I am pleased to be a blog hostess for A Painter in Penang –Penang Series, Book 3, by Clare Flynn–through The Coffee Pot Book Club. Here are some details about the book and the author, and following will be my review.
Book Blurb:
Sixteen-year-old Jasmine Barrington hates everything about living in Kenya and longs to return to the island of Penang in British colonial Malaya where she was born. Expulsion from her Nairobi convent school offers a welcome escape – the chance to stay with her parents’ friends, Mary and Reggie Hyde-Underwood on their Penang rubber estate.
But this is 1948 and communist insurgents are embarking on a reign of terror in what becomes the Malayan Emergency. Jasmine goes through testing experiences – confronting heartache, a shocking past secret and danger. Throughout it all, the one constant in her life is her passion for painting.
From the international best-selling and award-winning author of The Pearl of Penang, this is a dramatic coming of age story, set against the backdrop of a tropical paradise torn apart by civil war.
*Publication Date: 6th October 2020 *Publisher: Cranbrook Press *Page Length: 362 Pages *Genre: Historical Fiction


About the Author:
Clare Flynn is the author of twelve historical novels and a collection of short stories. A former International Marketing Director and strategic management consultant, she is now a full-time writer.
Having lived and worked in London, Paris, Brussels, Milan and Sydney, home is now on the coast, in Sussex, England, where she can watch the sea from her windows. An avid traveller, her books are often set in exotic locations.

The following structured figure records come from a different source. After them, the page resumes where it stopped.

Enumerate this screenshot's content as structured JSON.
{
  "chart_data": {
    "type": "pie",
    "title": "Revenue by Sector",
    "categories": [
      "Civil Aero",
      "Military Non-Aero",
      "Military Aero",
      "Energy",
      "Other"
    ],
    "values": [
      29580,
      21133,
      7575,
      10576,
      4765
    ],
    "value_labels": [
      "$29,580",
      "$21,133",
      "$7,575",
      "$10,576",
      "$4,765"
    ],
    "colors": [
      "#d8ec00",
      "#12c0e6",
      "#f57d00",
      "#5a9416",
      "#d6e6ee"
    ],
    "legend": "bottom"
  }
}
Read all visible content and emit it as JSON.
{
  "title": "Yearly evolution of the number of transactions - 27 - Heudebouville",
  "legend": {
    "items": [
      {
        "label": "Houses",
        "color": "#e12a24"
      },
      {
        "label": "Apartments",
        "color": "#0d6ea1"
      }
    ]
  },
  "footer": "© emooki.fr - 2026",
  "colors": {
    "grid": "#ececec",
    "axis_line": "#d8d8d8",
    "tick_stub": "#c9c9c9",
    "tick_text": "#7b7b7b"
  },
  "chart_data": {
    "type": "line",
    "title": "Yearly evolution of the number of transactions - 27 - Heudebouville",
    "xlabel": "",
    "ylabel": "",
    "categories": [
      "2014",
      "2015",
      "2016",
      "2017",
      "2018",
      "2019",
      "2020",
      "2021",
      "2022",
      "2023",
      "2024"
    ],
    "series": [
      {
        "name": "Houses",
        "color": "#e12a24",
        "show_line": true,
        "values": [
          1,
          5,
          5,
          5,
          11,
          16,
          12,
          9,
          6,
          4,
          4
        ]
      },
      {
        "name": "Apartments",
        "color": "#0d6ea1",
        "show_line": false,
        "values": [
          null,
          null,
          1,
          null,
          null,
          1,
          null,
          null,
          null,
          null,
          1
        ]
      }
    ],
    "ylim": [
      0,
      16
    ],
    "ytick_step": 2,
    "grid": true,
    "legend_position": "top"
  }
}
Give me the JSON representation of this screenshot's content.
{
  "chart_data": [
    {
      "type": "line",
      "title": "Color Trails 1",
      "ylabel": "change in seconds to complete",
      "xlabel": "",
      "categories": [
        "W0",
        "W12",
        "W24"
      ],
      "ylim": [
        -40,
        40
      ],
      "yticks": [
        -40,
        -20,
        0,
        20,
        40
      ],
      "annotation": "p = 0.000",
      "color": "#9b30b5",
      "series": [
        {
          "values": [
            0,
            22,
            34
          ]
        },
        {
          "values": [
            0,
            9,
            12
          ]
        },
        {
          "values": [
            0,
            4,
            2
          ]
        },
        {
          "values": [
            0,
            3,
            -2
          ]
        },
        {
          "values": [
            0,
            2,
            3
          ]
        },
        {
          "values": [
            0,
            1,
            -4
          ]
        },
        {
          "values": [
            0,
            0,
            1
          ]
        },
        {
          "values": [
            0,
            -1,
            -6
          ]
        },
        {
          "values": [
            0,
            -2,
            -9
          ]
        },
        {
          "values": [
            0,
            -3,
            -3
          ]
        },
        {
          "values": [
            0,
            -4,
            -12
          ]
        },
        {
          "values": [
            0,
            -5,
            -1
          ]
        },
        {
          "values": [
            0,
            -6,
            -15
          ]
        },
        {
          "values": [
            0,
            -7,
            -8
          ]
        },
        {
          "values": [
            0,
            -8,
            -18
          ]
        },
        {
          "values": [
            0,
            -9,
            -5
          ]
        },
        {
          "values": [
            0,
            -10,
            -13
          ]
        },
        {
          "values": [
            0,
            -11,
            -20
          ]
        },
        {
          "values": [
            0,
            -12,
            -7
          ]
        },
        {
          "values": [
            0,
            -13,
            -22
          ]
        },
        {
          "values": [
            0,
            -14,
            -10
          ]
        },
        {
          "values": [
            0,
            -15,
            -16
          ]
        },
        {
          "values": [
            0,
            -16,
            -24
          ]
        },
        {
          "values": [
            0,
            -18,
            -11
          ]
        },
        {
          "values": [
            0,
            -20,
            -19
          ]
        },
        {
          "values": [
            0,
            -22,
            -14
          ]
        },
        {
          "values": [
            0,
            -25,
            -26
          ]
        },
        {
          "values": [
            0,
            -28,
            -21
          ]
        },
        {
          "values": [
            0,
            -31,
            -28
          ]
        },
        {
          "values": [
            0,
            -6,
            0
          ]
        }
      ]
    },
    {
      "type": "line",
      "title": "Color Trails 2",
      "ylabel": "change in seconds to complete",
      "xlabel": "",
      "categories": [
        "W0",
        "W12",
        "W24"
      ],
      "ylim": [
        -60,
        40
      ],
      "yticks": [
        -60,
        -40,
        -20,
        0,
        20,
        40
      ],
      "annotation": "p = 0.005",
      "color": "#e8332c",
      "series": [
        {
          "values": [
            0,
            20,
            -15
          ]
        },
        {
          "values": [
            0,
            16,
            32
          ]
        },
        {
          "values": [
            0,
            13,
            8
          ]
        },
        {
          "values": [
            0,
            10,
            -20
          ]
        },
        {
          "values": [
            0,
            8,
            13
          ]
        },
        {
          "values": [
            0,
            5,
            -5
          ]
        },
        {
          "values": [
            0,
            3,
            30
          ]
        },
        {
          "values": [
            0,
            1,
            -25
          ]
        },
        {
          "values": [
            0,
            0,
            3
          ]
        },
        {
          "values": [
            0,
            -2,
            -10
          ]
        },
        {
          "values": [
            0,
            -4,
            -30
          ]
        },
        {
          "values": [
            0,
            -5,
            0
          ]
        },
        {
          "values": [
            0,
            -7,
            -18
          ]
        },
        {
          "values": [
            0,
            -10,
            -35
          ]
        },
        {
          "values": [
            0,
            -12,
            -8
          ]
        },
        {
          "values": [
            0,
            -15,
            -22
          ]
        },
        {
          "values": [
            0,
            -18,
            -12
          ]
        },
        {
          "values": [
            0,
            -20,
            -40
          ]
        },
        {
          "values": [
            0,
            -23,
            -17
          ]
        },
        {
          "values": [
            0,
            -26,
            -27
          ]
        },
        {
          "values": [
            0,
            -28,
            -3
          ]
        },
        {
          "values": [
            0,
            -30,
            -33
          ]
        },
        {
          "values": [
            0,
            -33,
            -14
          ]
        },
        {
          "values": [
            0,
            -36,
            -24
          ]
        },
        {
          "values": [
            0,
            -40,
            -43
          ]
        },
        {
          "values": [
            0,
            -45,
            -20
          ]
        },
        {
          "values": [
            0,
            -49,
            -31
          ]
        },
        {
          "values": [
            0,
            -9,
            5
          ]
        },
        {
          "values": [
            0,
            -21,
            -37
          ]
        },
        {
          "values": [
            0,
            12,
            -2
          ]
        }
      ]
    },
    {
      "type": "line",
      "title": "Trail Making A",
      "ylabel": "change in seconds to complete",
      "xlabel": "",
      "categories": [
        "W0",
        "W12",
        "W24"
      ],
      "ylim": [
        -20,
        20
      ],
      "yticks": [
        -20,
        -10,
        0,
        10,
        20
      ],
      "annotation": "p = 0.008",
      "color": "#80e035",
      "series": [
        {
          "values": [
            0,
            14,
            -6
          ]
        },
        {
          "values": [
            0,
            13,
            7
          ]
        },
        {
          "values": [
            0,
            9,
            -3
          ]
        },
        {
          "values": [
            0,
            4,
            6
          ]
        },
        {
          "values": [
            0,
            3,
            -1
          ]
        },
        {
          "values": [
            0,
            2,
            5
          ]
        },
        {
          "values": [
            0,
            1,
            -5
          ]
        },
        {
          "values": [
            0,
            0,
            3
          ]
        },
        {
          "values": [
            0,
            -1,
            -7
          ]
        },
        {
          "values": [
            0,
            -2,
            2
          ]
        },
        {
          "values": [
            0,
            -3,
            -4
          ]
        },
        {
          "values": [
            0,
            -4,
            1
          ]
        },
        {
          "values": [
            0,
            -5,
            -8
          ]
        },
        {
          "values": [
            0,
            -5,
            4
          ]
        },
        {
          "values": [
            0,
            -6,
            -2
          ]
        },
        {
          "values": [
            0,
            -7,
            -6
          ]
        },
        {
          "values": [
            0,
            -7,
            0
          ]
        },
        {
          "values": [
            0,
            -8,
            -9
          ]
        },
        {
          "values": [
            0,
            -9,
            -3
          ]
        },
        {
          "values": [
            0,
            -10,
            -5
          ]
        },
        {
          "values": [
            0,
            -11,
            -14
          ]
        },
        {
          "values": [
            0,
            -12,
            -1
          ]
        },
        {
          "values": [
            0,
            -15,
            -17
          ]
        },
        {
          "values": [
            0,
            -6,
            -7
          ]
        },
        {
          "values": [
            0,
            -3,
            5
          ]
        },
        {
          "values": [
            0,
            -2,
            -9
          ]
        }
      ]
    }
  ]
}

Clare is a Fellow of the Royal Society of Arts, a member of The Society of Authors, Novelists Inc (NINC), ALLi, the Historical Novel Society and the Romantic Novelists Association, where she serves on the committee as the Member Services Officer. When not writing, she loves to read, quilt, paint and play the piano. She continues to travel as widely and as far as possible all over the world.

My Review:
In the late 1940’s, sixteen-year-old Jasmine Barrington, with the permission of her step mother, transplants herself back to the country she loves—Penang. As she travels, Jasmine’s path crosses that of fellow traveler, Howard Baxter, also destined for Penang to work on a rubber plantation. Howard quickly becomes smitten with Jasmine, though she wants nothing to do with him.
Living with friends of her family, the Hyde-Underwoods, Jasmine relaxes in the tropical atmosphere she loves. Social events throw her together with Howard, but will she keep up her uninterested facade or fall to his honest charm?
Political tensions rise as Penang is caught in a communist uprising. A native man, Bintang, serving the Hyde-Underwoods poses for Jasmine, while she paints. She thinks of him as a kind of friend but will Bintang think the same of her, or will the past crimes against his family by whites cause him to join forces with the enemy?
Will her heart for Penang be enough to keep Jasmine with the Hyde-Underwoods, or will she travel out of the chaos of the political hotbed of Penang to safety?
Readers of coming of age and historical fiction will enjoy this well-painted, story portrait of an island country and a girl who holds Penang in her heart.
The likable but flawed characters kept me interested in the story. I have a fondness for learning about new places and time periods, and Flynn successfully painted tropical Penang through her descriptions and setting.
The ending dropped off a little for me. I would have liked to have had more of a completion of Jasmine’s story in an epilogue. One editorial choice I didn’t care for was the use of single quotation marks instead of double for dialogue. I think this makes a book more difficult to read.
Overall, A Painter in Penang was a pleasure to read and an engaging story with well-done dialogue. I thank the author for a complimentary copy of the book for me to read and review.